私の場合日本での他に2年半以上をアメリカとイタリア、短期間ながら豪州やNZで借家をして住んだ。

  1958-60年は百万都市クリーブランドの大学院にいた。旧市街の大学や公園近くの、使用人用も含め十部屋以上ある大豪邸地区に、裕福な有色人種が入居し価値下落前にと郊外転居した後、学生向けに格好の貸部屋群となりそこに住んだことや、大学院の友人2人とイタリア人街の2食付き下宿もし、最後の1年は留学して来た今の家内と結婚し人種差別で苦労したがアパート住まいもした。

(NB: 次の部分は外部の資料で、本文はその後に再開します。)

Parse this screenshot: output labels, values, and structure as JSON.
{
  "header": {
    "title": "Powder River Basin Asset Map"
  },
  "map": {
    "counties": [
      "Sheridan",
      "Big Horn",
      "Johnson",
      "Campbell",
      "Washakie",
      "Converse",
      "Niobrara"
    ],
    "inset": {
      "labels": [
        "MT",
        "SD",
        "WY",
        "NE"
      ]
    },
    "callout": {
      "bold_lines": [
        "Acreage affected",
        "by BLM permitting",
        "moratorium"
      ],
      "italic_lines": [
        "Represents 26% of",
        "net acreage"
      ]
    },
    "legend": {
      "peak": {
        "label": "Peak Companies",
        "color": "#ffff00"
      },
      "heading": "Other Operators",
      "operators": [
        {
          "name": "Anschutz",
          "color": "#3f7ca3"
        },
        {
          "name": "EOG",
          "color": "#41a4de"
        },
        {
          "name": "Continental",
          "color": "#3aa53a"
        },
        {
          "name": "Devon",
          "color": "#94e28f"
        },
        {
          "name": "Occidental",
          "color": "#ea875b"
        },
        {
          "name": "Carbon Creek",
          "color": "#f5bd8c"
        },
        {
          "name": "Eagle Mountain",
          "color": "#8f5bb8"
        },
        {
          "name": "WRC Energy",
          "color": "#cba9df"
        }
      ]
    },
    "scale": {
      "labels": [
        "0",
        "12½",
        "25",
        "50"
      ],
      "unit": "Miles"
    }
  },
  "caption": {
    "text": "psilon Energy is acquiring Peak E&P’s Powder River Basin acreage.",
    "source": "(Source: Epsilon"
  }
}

  住まいについての1950年後半に就職した我々の年代はその時々で大きく変わった。就職し結婚しても住宅難で、企業では社宅制度があったが勤続年数が不足でそれではと営業開始直後の公団住宅と思ったが、抽選で入れず借家しかなく一軒家を購入するなどは想像もできなかった。その後高度成長期には社宅も充実したが1973年の石油ショック以降は世の中が一変し、社宅制度から持ち家制度に変わり、退職金返済の借金で夢だった自分の持ち家が初めて実現した。私の場合も51歳で1976年に文字通り「終の住処(ついのすみか」を得た。しかし、早期退職で関西の大学に勤務することとなり、今度こそ終の住処と一応老後も考え駅から歩ける限度で高台の景色も楽しめる1軒にこれも退職金を抵当に何とか建て、庭や垣根など楽しんだがそれらも次第に苦なってきた。74歳で退職した後、2010年に静岡のタワービルの高層階に転居し、終の棲家(ついの住みか)として静岡市内の最寄り駅から徒歩5分という便利な立地にあるマンションを選び、今にいたる。